Haggadah Section: Bareich

By: Rabbi Ari Weiss

As we approach Berach and reflect and give thanks to God for the meal we recently consumed, let us pause for a moment and reflect on what a Jewish meal is.

Having a meal according to the Jewish tradition is much richer and more complex then just consuming food. As William H. Gass [1]  has noted, as animals we desire only nourishment. However, in the process of eating, other things happen. The desire to have food is replaced by the desire to taste food. To have a meal is to civilize our desire for food; meals are a marker for our humanity. This process, which Gass calls "stylization," is also the process of culture. Culture, though, is ethically neutral.

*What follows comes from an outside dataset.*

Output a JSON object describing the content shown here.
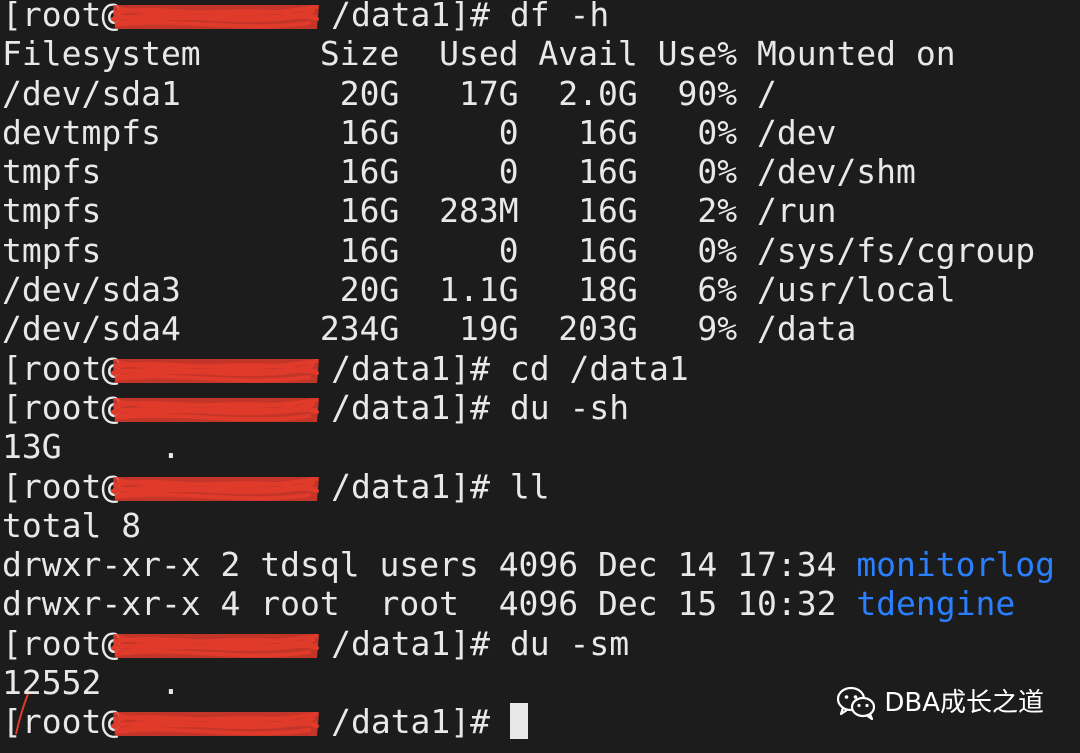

Part of having a Jewish meal is to eat according to the Jewish tradition. Jewish teachings about having a meal locate eating within an ethical register. How so? By forcing us to consider the kashrut of a food object, halachah stylizes our desire by telling us that we cannot eat everything that we want. The ethics of halachah announces itself in limiting my desire, my self-interest, my want of certain foods. It is a specific kind of training, of virtue, that ultimately translates into realizing the needs of another, of the Other. In keeping kosher, I make the stylization of eating into something normative.

Eating, though, involves more then just consumption: eating is having a meal. The Jewish tradition not only stylizes what I eat but also the nature of my meal. It not only tells me what food I can eat but what I have to do before I eat, what type of blessings I have to make, and the requirements of those blessings. It informs me that I need to give thanks after the meal: to berach, or bless, God for the food that God has graciously provided us.

It also stylizes how I eat, that I cannot eat like an animal. It goes so far as to tell me, to stylize, the topic of conversation at my meal. The Mishnah [Avot 3:3] relates that if three people have a meal without words of Torah it is as if they are feasting on the sacrifices of the dead, but if they say words of Torah then it is as if they eat at God's very table.

Perhaps, most importantly, halachah stylizes, or frames, the relationship between what I consume and those who produce what I consume, those who directly or indirectly work for me, those who serve me. One brief example: A mishnah in Bava Metzia [7:1] states that "when one hires workers where the custom is that they be fed, he is obligated to feed them; where it is that they be served dessert, he must serve them dessert." Emmanuel Levinas writes, in his commentary on this mishnah, that it "affirms the rights of the other person, the worker who finds himself in the inferior position. This position is dangerous to his freedom because he runs the risk of losing his freedom without undergoing any violence…This Mishna says that nothing can be bought and not everything can be sold; there are limits imposed on freedom in the greater glory of freedom and those limits concerned the material conditions of life, sleep and food." [2]  According to Levinas, this mishnah teaches us then that it is our responsibility as a community to make sure that those who serve us are not deprived of the basic conditions of life; or a recent application would claim that workers never lose their freedom because of their insufficient documentation; that they are always afforded basic dignities up to the point of being offered dessert. In this spirit Levinas writes, Judaism is "sublime materialism concerned with dessert." As we approach Barech, take a moment to think about the meal that you just consumed-the food you eat, how Jewish tradition stylized it, and the people who produced it-before giving thanks to God.

1.   William H. Gass, "The Stylization of Desire," The New York Review of Books, February 25, 1971. 2.   Emmanuel Levinas, Nine Talmudic Readings, trans. Annette Aronowicz (Bloomington, IN: Indiana University Press, 1990), p. 97.